CAMP BUEHRING, Kuwait – Soldiers of Company B, 2nd Special Troops Battalion, 2nd Armored Brigade Combat Team, 4th Infantry Division hosted the Radio Telephone Operators Academy on Camp Buehring, Kuwait, April 21-25.
The week-long course allowed Soldiers who are normally around radio equipment, but are professionally trained in other areas the opportunity to learn the general parts of a radio, the duties of an RTO and how to properly maintain and communicate with the equipment.
“They taught us mainly the basics,” said Pfc. Travis Houston, a native of San Antonio, Texas and a cavalry scout assigned to Headquarters and Headquarters Company, 1st Battalion, 67th Armor Regiment, 2nd Armored Brigade Combat Team, 4th Infantry Division. “If we have a problem, we don’t have to go get them, (radio maintenance personnel) we can actually try and fix it ourselves.”
The training is geared towards making the everyday user more knowledgeable and able to complete tasks without having to seek outside assistance.
“We get Soldiers from all over the brigade,” said Staff Sgt. Michael Roe, radio operator maintainer, Company B, 2nd STB. “Soldiers are around radios and it is really turning them into an asset for the RTO. We give them a little bit of knowledge, and they are going back to their platoons and squads to operate better.”
The Soldiers who received the training knew the class was worthwhile.
“I feel comfortable with the knowledge now,” said Houston. “I feel like I could teach a class to my platoon today or tomorrow, that’s how confident I feel about it. I believe they would get a good grasp on what I’m teaching them.”

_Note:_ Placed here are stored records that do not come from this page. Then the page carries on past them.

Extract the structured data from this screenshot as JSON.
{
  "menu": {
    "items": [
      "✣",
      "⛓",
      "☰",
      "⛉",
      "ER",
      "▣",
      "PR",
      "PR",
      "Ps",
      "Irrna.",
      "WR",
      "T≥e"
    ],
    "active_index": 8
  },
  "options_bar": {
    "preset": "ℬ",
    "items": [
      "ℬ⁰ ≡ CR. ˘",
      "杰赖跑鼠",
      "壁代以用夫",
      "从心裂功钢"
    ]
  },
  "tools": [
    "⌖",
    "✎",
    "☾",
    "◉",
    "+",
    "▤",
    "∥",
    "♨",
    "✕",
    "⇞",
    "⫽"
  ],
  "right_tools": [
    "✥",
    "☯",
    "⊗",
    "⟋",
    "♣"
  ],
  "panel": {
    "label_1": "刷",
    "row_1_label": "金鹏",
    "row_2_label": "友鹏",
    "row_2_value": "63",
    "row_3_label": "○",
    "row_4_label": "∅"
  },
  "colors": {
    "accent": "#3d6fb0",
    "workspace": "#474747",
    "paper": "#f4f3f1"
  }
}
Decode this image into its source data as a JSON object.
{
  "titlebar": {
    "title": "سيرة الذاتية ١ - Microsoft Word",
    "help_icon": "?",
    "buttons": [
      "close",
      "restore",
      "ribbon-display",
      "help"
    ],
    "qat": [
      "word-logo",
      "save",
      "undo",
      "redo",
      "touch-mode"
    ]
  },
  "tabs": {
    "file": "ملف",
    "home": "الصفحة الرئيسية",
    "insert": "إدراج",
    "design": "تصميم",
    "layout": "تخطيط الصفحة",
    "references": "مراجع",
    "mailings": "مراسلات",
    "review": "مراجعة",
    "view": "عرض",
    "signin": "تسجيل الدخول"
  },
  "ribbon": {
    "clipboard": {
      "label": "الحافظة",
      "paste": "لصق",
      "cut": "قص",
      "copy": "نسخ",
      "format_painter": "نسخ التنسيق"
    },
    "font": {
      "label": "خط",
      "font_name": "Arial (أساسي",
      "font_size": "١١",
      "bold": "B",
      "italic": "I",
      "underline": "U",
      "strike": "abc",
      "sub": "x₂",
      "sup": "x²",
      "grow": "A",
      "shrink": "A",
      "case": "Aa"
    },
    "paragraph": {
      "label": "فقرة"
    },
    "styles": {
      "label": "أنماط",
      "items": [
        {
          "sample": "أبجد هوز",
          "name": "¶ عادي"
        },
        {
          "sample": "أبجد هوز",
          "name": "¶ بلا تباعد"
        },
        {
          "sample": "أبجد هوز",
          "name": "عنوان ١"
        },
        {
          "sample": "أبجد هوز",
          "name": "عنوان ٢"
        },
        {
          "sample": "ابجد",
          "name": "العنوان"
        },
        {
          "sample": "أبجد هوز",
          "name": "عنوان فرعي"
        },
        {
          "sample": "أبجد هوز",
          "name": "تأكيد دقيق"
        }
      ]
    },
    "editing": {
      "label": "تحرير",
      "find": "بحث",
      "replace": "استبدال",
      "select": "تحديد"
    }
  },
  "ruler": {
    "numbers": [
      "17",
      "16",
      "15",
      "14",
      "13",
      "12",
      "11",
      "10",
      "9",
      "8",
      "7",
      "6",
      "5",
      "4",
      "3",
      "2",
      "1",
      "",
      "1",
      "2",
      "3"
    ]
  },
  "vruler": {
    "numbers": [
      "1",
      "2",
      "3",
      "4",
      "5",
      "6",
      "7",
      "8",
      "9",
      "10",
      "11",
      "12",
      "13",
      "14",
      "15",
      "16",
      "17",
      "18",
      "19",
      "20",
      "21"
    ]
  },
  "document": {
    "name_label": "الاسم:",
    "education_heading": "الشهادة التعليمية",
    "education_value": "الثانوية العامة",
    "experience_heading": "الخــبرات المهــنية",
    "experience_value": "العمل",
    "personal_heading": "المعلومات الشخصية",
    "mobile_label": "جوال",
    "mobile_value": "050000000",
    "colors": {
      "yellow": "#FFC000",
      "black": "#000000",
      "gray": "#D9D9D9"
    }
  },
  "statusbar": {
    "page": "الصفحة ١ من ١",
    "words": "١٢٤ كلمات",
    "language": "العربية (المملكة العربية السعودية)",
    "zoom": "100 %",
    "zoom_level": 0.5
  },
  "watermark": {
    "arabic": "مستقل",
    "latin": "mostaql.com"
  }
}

Throughout the week, the Soldiers learned about multiple models of radios that work on different levels of frequencies, even though they may never actually use them.
“It is important to know those models because you never know when you will come across them,” said Roe, a native of Birmingham, Ala. “Here in the 4th Infantry Division, we don’t really use the (high frequency) radios, but say they go to the 101st Airborne Division, 10th Special Forces Group or 75th Ranger Regiment, they are going to come across that radio and have that basic foundation. It sets them up for success later in their careers.”

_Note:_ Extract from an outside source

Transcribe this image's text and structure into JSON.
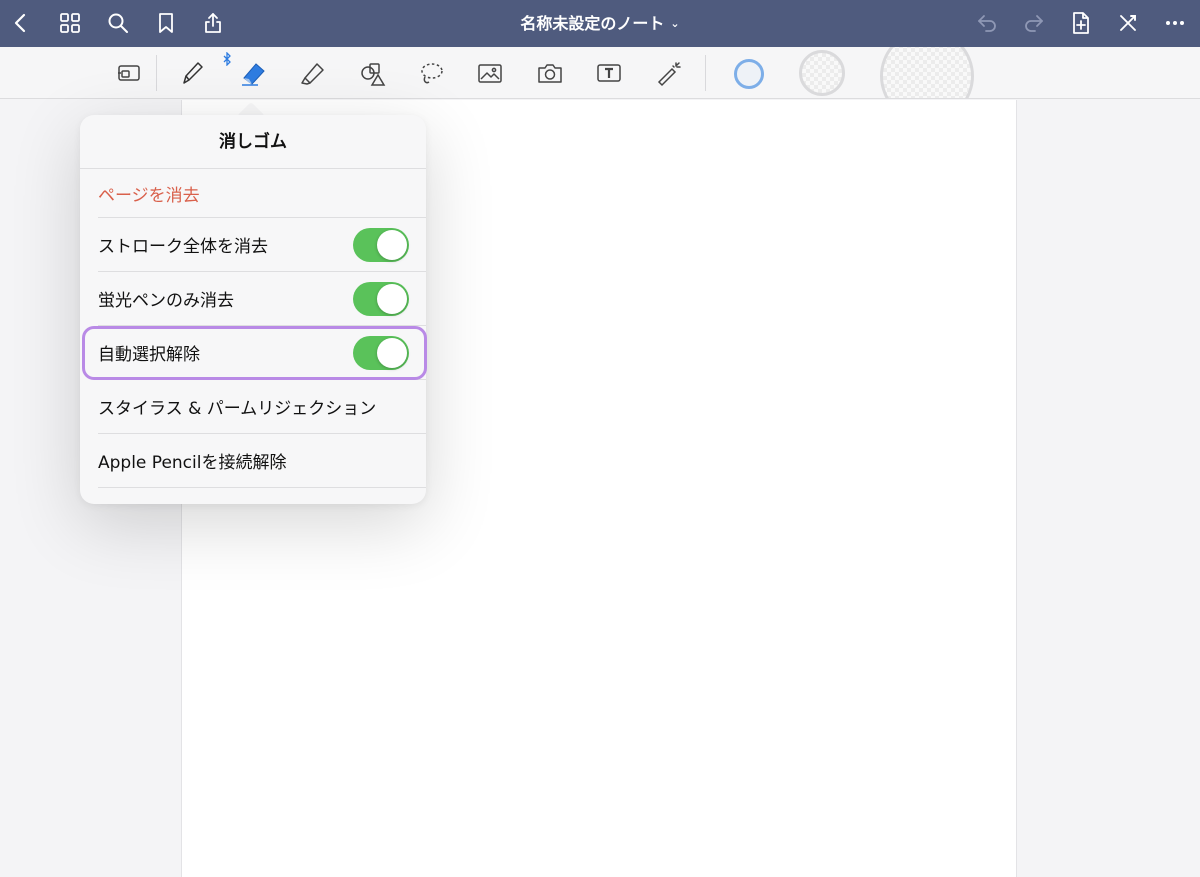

And why did the signal company feel it was important to pass along their knowledge of communications equipment?
“They see what goes into making it work,” said Roe. “I always felt if a Soldier knows how something works and how to it, then they will actually perform better.”
With the deployment starting to draw down, this will be the last RTO Academy while forward deployed. Company B plans to restart the program once back stateside.